Episode after episode Grace is swallowed up into the background, off investigating the mystery of the killer while others are either slaughtered or pulled off into exhausting side bits, like Roberts’ boyfriend’s potential necrophilia and insistence on the primacy of “ghetto code.” Much like “American Horror Story,” “Scream Queens” often plays more like a conveyor belt of moments instead of an evolving story. Some of these moments are indeed funny, but their sum is inevitably far lesser than the parts. Those bits that do land always seem to do so at the expense of the show’s narrative momentum and ultimate cohesion. They fail to build upon or establish a consistent tone or context and leave the viewer unmoored as a result.

In the end “Scream Queens” speaks more about its creators than it does about horror, gender roles, or the dangers of privilege. As an uncanny love child of “American Horror Story” and “Glee,” “Scream Queens” absorbs the flaws of its predecessors without ever growing past them. It’s very possible that Murphy, Falchuk, and Brennan’s emphasis on the trees over the forest will appeal to some and propel the show to considerable success. Much like “American Horror Story,” “Scream Queens” is an anthology series, even if it feels more like it’s the episodes, not the seasons, designed to be intentionally disconnected.
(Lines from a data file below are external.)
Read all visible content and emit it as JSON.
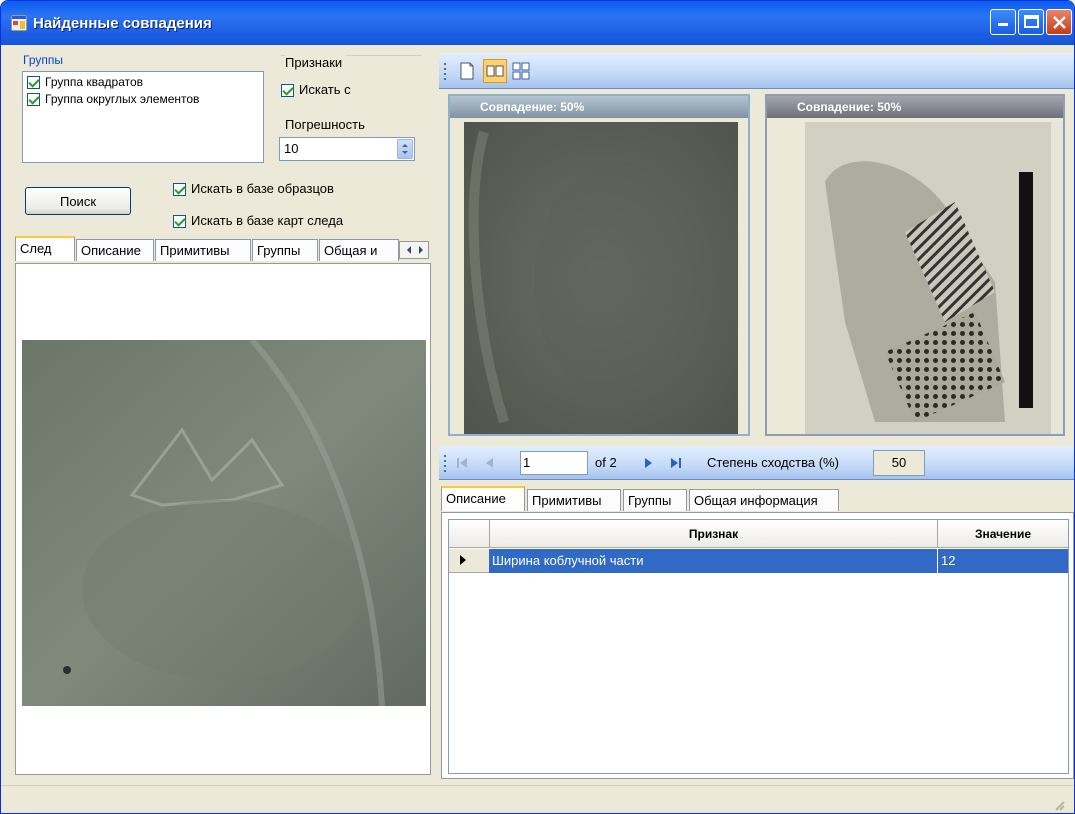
{
  "window": {
    "title": "Найденные совпадения"
  },
  "groups": {
    "title": "Группы",
    "items": [
      {
        "label": "Группа квадратов",
        "checked": true
      },
      {
        "label": "Группа округлых элементов",
        "checked": true
      }
    ]
  },
  "features": {
    "title": "Признаки",
    "search_with_label": "Искать с",
    "tolerance_label": "Погрешность",
    "tolerance_value": "10"
  },
  "search": {
    "button_label": "Поиск",
    "search_samples_label": "Искать в базе образцов",
    "search_trace_cards_label": "Искать в базе карт следа"
  },
  "left_tabs": [
    "След",
    "Описание",
    "Примитивы",
    "Группы",
    "Общая и"
  ],
  "image_panels": [
    {
      "header": "Совпадение: 50%"
    },
    {
      "header": "Совпадение: 50%"
    }
  ],
  "navigator": {
    "current_page": "1",
    "of_label": "of 2",
    "similarity_label": "Степень сходства (%)",
    "similarity_value": "50"
  },
  "right_tabs": [
    "Описание",
    "Примитивы",
    "Группы",
    "Общая информация"
  ],
  "grid": {
    "columns": [
      "Признак",
      "Значение"
    ],
    "rows": [
      {
        "feature": "Ширина коблучной части",
        "value": "12"
      }
    ]
  }
}
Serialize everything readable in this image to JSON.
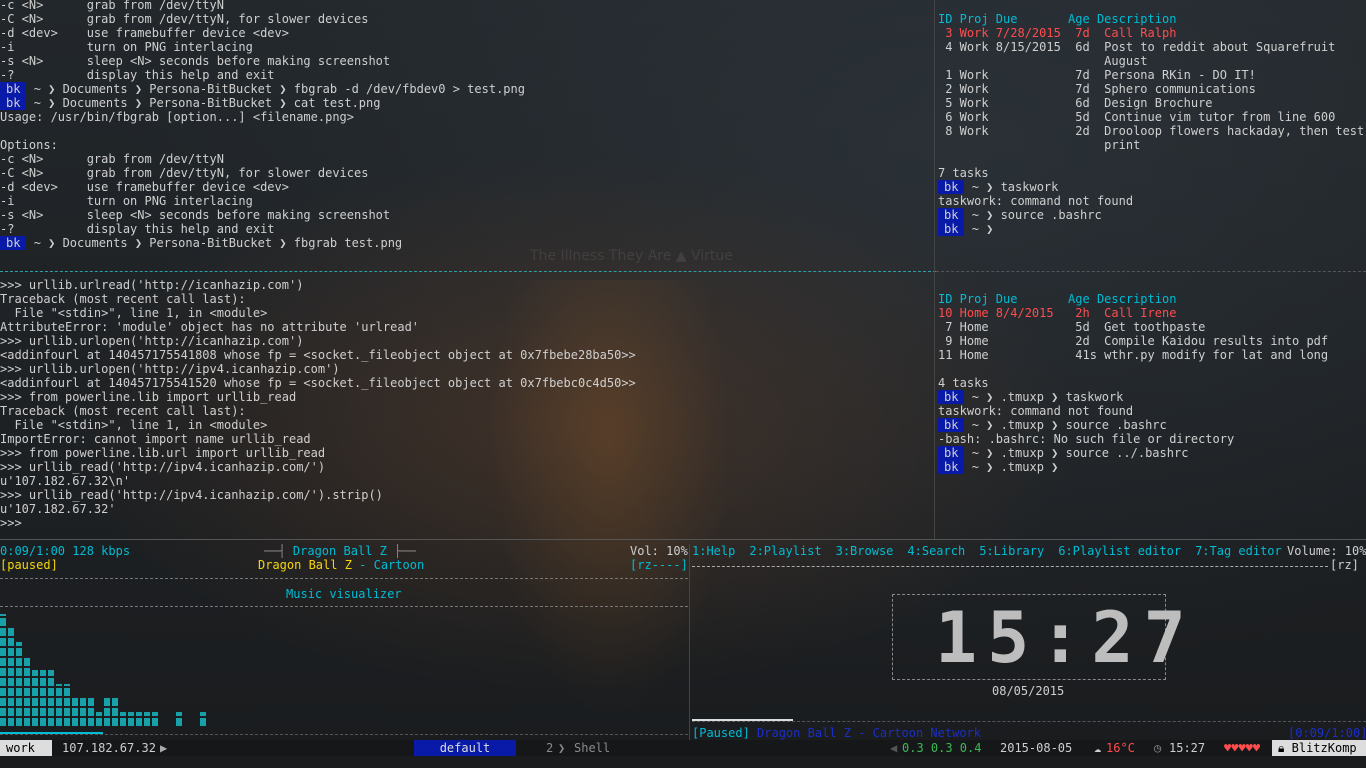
{
  "colors": {
    "accent": "#00bcd4",
    "red": "#ff4d4d",
    "yellow": "#f5d60c",
    "prompt_bg": "#0a1aa8"
  },
  "top_left": {
    "lines": [
      "-c <N>      grab from /dev/ttyN",
      "-C <N>      grab from /dev/ttyN, for slower devices",
      "-d <dev>    use framebuffer device <dev>",
      "-i          turn on PNG interlacing",
      "-s <N>      sleep <N> seconds before making screenshot",
      "-?          display this help and exit"
    ],
    "prompt1": "~ ❯ Documents ❯ Persona-BitBucket ❯ fbgrab -d /dev/fbdev0 > test.png",
    "prompt2": "~ ❯ Documents ❯ Persona-BitBucket ❯ cat test.png",
    "usage": "Usage: /usr/bin/fbgrab [option...] <filename.png>",
    "options_title": "Options:",
    "lines2": [
      "-c <N>      grab from /dev/ttyN",
      "-C <N>      grab from /dev/ttyN, for slower devices",
      "-d <dev>    use framebuffer device <dev>",
      "-i          turn on PNG interlacing",
      "-s <N>      sleep <N> seconds before making screenshot",
      "-?          display this help and exit"
    ],
    "prompt3": "~ ❯ Documents ❯ Persona-BitBucket ❯ fbgrab test.png",
    "cursor": "_",
    "bk": "bk"
  },
  "top_right": {
    "header": "ID Proj Due       Age Description",
    "row_red": " 3 Work 7/28/2015  7d  Call Ralph",
    "rows": [
      " 4 Work 8/15/2015  6d  Post to reddit about Squarefruit",
      "                       August",
      " 1 Work            7d  Persona RKin - DO IT!",
      " 2 Work            7d  Sphero communications",
      " 5 Work            6d  Design Brochure",
      " 6 Work            5d  Continue vim tutor from line 600",
      " 8 Work            2d  Drooloop flowers hackaday, then test",
      "                       print"
    ],
    "count": "7 tasks",
    "p1": "~ ❯ taskwork",
    "err": "taskwork: command not found",
    "p2": "~ ❯ source .bashrc",
    "p3": "~ ❯"
  },
  "mid_right": {
    "header": "ID Proj Due       Age Description",
    "row_red": "10 Home 8/4/2015   2h  Call Irene",
    "rows": [
      " 7 Home            5d  Get toothpaste",
      " 9 Home            2d  Compile Kaidou results into pdf",
      "11 Home            41s wthr.py modify for lat and long"
    ],
    "count": "4 tasks",
    "p1": "~ ❯ .tmuxp ❯ taskwork",
    "err": "taskwork: command not found",
    "p2": "~ ❯ .tmuxp ❯ source .bashrc",
    "err2": "-bash: .bashrc: No such file or directory",
    "p3": "~ ❯ .tmuxp ❯ source ../.bashrc",
    "p4": "~ ❯ .tmuxp ❯"
  },
  "python": {
    "lines": [
      ">>> urllib.urlread('http://icanhazip.com')",
      "Traceback (most recent call last):",
      "  File \"<stdin>\", line 1, in <module>",
      "AttributeError: 'module' object has no attribute 'urlread'",
      ">>> urllib.urlopen('http://icanhazip.com')",
      "<addinfourl at 140457175541808 whose fp = <socket._fileobject object at 0x7fbebe28ba50>>",
      ">>> urllib.urlopen('http://ipv4.icanhazip.com')",
      "<addinfourl at 140457175541520 whose fp = <socket._fileobject object at 0x7fbebc0c4d50>>",
      ">>> from powerline.lib import urllib_read",
      "Traceback (most recent call last):",
      "  File \"<stdin>\", line 1, in <module>",
      "ImportError: cannot import name urllib_read",
      ">>> from powerline.lib.url import urllib_read",
      ">>> urllib_read('http://ipv4.icanhazip.com/')",
      "u'107.182.67.32\\n'",
      ">>> urllib_read('http://ipv4.icanhazip.com/').strip()",
      "u'107.182.67.32'",
      ">>>"
    ],
    "watermark": "The Illness They Are ▲ Virtue"
  },
  "ncmpcpp_left": {
    "time": "0:09/1:00 128 kbps",
    "paused": "[paused]",
    "title": "Dragon Ball Z",
    "subtitle_song": "Dragon Ball Z",
    "subtitle_rest": " - Cartoon",
    "volume": "Vol: 10%",
    "flags": "[rz----]",
    "visualizer": "Music visualizer",
    "bars": [
      8,
      7,
      6,
      5,
      4,
      4,
      4,
      3,
      3,
      2,
      2,
      2,
      1,
      2,
      2,
      1,
      1,
      1,
      1,
      1,
      0,
      0,
      1,
      0,
      0,
      1
    ],
    "progress": 0.15
  },
  "ncmpcpp_right": {
    "menu": [
      "1:Help",
      "2:Playlist",
      "3:Browse",
      "4:Search",
      "5:Library",
      "6:Playlist editor",
      "7:Tag editor"
    ],
    "volume": "Volume: 10%",
    "flags": "[rz]",
    "clock_time": "15:27",
    "clock_date": "08/05/2015",
    "paused": "[Paused]",
    "song": "Dragon Ball Z",
    "song_rest": " - Cartoon Network",
    "elapsed": "[0:09/1:00]",
    "progress": 0.15
  },
  "statusbar": {
    "session": "work",
    "ip": "107.182.67.32",
    "window": "default",
    "win2_num": "2",
    "win2_name": "Shell",
    "load": "0.3 0.3 0.4",
    "date": "2015-08-05",
    "temp": "16°C",
    "time": "15:27",
    "hearts": "♥♥♥♥♥",
    "host": "BlitzKomp"
  }
}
If it does find a dedicated audience, “Scream Queens” will be one more argument for Murphy’s brand of style over substance, which is a real shame and provocation above all else. For all Murphy’s insistence that he deals in camp, the slasher genre would seem like the perfect place for him to really plant his feet. In the end, though, “Scream Queens” seems to have as little respect for or interest in its genre as it does in its viewers, which is to say, none at all.